Sunday, March 26, 2023

Ready or not


"I  don't know," Dad sighs irritably. "What do you think Mike?"

Mom, David and I are in his Hospital room where he's been quiet until now.  

"About what Dad?" I ask, putting a hand on his knee.

His hands are in his lap and he's wringing them as though washing.  

"I think I'm ready," he says softly, sucking all the air out the room.

The room is dim, monitors are beeping, hallway noises intrude but it's as quiet as when the earth was without form and void in darkness. 

"OK Dad," I say, watching him watch the wringing of his hands, "if you're ready, that's okay."

David rushes over and tells Dad Jesus is ready for him if he's ready to pray, which David does as Mom moans and then quickly collects herself. 

Dad moves to Hospice and for the next 3 days all manner of family and friends visit to say goodbye. 

At the same time though, he's telling us about others who are long dead, calling some by name before sliding off into a seemingly private conversation with himself.  Three days after moving to Hospice, Dad dies. 

A few years later, now doing Hospice work, I visit for a patient whose wife asks to speak with me privately after I'd met with him. 
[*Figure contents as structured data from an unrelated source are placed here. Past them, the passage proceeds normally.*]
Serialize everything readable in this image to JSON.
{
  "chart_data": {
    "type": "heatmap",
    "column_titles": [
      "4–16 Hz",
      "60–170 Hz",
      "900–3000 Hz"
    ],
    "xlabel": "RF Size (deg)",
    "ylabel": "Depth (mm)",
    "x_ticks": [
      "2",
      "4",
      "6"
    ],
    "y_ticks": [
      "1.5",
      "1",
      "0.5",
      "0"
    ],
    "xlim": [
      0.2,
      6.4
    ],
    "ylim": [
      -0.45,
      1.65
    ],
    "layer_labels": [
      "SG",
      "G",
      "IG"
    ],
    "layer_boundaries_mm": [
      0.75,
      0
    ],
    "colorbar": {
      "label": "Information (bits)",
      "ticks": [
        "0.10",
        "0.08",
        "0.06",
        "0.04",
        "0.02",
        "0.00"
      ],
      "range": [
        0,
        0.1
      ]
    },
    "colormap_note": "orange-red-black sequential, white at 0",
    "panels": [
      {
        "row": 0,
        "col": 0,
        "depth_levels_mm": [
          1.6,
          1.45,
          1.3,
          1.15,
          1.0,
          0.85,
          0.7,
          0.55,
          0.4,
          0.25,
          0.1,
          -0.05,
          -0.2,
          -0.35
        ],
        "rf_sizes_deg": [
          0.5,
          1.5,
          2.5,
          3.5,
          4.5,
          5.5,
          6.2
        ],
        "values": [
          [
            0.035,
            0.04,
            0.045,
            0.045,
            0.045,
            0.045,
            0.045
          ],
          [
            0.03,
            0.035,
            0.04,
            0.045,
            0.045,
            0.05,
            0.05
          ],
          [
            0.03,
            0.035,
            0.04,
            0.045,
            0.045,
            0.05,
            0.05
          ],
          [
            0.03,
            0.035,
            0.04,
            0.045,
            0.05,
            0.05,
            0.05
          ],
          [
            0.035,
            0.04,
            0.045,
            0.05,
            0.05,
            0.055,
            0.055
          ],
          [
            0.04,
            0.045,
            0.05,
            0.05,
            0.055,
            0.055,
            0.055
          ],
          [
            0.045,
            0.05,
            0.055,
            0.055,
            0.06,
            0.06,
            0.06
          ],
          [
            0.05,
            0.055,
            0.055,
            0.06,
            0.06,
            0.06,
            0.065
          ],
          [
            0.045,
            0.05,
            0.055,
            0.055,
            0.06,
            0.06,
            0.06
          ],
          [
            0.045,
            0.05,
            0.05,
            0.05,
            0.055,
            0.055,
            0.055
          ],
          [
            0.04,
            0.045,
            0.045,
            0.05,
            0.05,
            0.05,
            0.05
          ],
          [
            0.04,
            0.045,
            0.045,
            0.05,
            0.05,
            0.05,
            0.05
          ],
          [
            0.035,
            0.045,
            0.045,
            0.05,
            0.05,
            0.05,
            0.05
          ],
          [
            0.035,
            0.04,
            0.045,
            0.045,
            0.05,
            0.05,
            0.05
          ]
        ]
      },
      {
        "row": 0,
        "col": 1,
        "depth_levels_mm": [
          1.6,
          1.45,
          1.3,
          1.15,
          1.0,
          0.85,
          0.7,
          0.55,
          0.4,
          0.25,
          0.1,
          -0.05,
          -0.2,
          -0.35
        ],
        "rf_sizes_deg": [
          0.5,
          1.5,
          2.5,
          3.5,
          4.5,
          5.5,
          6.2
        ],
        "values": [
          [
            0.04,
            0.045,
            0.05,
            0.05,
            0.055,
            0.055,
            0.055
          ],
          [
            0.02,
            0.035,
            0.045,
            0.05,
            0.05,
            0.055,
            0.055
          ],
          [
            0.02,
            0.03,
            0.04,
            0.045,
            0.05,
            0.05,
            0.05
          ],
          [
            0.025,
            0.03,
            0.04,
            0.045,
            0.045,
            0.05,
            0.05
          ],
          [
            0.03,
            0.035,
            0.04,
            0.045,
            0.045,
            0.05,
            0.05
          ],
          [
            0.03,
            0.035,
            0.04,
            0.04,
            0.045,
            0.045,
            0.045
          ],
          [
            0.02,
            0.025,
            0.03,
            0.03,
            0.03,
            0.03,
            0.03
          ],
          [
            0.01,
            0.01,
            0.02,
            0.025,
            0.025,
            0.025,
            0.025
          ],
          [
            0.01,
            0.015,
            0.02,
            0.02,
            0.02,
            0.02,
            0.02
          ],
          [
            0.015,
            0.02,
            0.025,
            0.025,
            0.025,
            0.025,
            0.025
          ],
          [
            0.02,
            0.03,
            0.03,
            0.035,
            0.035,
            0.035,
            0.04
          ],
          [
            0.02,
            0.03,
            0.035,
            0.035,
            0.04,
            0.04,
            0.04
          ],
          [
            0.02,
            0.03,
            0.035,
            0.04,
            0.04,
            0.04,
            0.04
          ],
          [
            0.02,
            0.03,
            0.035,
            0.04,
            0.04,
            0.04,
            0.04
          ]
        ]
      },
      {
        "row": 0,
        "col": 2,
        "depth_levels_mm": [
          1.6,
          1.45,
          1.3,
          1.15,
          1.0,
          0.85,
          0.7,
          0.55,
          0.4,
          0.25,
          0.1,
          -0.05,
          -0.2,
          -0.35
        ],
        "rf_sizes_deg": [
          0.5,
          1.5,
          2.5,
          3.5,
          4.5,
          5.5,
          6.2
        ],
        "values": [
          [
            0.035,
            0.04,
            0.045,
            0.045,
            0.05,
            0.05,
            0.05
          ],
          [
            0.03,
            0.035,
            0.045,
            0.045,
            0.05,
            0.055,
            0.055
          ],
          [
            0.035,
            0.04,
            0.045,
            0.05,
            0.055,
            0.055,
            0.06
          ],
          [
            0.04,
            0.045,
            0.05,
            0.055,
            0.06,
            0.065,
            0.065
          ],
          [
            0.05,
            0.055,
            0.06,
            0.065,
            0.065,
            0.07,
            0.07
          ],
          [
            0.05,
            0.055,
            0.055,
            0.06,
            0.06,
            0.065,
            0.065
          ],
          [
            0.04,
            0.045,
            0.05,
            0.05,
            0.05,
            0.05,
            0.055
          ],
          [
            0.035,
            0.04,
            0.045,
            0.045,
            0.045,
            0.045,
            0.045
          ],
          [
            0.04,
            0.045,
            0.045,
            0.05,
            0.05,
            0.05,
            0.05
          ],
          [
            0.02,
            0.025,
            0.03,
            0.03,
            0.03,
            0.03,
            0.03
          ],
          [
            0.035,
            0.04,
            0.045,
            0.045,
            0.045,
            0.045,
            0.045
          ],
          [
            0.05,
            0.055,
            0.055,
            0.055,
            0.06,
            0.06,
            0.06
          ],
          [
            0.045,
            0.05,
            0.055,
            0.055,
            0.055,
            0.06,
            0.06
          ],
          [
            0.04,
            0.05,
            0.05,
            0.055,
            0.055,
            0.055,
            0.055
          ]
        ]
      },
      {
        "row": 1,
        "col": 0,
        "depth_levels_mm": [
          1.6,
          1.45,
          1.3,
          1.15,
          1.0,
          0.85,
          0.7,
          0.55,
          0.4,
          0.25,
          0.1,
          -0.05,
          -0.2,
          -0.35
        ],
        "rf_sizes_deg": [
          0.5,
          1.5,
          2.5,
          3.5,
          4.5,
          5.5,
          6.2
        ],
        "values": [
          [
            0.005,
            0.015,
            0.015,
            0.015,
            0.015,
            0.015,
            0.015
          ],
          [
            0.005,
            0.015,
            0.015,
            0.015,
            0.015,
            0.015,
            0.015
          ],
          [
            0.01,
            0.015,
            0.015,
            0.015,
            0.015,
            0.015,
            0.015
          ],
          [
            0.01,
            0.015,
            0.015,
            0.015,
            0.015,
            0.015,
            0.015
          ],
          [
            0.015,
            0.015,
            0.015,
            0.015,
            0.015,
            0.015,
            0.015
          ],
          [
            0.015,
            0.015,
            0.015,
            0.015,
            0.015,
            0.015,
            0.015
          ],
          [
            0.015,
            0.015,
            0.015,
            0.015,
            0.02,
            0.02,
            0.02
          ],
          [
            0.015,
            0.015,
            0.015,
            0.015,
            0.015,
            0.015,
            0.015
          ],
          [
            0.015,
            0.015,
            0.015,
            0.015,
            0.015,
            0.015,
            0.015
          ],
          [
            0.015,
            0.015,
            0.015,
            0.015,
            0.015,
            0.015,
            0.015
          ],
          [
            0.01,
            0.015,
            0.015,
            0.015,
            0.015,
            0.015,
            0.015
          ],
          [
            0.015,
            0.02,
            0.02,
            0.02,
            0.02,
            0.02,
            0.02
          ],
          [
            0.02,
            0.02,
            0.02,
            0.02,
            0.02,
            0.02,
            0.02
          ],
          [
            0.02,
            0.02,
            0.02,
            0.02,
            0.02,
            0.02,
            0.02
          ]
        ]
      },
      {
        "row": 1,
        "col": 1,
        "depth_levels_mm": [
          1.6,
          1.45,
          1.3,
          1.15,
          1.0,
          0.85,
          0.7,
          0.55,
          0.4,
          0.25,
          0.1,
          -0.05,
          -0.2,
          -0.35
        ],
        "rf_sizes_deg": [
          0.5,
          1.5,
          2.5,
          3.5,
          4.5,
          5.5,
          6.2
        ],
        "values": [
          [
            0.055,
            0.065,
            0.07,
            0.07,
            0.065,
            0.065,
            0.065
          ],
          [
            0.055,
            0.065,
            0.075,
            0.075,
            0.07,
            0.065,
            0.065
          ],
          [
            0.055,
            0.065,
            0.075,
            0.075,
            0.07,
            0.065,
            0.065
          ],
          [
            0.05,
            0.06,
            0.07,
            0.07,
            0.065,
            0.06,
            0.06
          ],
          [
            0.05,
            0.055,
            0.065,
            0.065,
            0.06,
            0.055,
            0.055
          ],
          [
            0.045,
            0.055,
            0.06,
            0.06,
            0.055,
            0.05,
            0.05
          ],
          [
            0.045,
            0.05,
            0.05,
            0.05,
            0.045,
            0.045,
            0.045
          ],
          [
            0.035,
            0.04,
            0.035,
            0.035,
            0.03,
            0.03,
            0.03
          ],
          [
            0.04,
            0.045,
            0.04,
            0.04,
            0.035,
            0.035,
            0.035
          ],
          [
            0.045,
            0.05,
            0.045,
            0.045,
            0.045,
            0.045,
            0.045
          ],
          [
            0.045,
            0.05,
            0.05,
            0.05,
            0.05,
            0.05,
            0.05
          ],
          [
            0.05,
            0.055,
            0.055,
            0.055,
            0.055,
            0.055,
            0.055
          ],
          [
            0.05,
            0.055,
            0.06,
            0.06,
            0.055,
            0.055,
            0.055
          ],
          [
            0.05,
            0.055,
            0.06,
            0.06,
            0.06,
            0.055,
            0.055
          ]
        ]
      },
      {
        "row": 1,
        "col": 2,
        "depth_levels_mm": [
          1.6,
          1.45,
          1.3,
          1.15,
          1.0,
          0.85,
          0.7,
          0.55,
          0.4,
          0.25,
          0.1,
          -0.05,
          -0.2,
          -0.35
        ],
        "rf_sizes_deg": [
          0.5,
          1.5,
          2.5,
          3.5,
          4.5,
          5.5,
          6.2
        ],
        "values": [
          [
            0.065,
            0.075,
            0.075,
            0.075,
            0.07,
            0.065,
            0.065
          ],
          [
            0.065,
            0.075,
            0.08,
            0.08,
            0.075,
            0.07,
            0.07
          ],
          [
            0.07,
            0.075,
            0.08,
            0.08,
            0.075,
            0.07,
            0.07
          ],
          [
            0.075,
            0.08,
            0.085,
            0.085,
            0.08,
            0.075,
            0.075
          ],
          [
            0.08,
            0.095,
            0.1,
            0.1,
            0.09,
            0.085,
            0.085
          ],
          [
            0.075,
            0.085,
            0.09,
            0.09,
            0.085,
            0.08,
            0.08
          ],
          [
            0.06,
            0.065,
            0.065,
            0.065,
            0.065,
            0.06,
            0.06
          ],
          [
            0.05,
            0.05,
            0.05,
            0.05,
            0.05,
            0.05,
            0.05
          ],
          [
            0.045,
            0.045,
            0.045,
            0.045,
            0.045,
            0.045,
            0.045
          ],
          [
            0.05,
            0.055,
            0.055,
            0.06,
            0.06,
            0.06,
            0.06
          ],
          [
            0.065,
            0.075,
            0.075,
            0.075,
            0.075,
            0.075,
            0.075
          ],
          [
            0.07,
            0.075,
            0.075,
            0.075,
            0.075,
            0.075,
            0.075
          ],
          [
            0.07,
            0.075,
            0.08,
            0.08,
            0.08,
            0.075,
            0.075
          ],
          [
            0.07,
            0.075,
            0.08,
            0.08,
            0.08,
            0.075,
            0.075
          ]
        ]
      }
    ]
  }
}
"I can't take this anymore," she softly cries. "I am ready.  I want to go before him.  I don't have a preacher. Will you be my preacher?"

A few short months later, I hold Liz's hand as she dies, leaving her lost Dementia husband behind.

Like Dad, Liz confesses she's ready to die. 

I find myself pondering what exactly it was they were ready for?

Certainly both indicated they were ready to stop living life as they'd always known it and, perhaps, that's all there is to it. 

They were sick and tired of being sick and tired and decided to stop.

I can wrap my brain around that. You can't see things getting any better so you surrender, accept it, stop participating in being sick and tired. Everybody reaches the point when they stop beating their head against the wall, opting for something, ANYTHING, else! 

Or maybe they chose nothing else over being sick and tired, just acceptance of death. 

I certainly can't blame them. 

They were fighting the good fight but abruptly reached out of the ring to ring the final bell themselves, which is certainly not what anyone expects. 

"Liz," I ask, sitting on her bed, holding her hand, "I understand you're ready but I'd like to ask you something."

Her eyes are closed and she squeezes my hand. 

"What exactly are you ready for?"

The only sound is her breathing, the slow rise and fall of her chest beneath a pale blue nightgown. Her hand remains in mine. 

"I see them," she whispers, as though sharing a great secret. 

"Them?

"Them," she says with a half smile before falling asleep. 

It's natural for those near death to have visions of family and friends who've died. They seem to function as a sort of welcoming committee for someone fast approaching death.  

Come to think of it, my Grandfather told me of marvelous trips he was taking with long dead relatives as I stood beside his bed listening and asking, "Who," "What" and "Where"? 

Is this what they are so ready for? 

A family reunion?

No dead relatives are dropping in on me yet but I wonder about these things, old memories rising from their graves in my mind, usually in the middle of the night when all's quiet and still. 

"Today I set before you life and death ..." the Bible says, "so choose life that you may live" but the unsaid but implied opposite is also an option, so you could choose death.

"DA," Che's voice cracks in the predawn morning chasing these prayers away.  

In the darkness I rush to her room, kiss the top of her head and we cuddle on the sofa as the stars begin fading. 

Sarah floats in, beautifully dressed for the day, ready to dive into another impossible list of things that must be done now.

"I want Mom's favorite toast for breakfast Da," Che announces as light pours through the windows chasing away the darkness.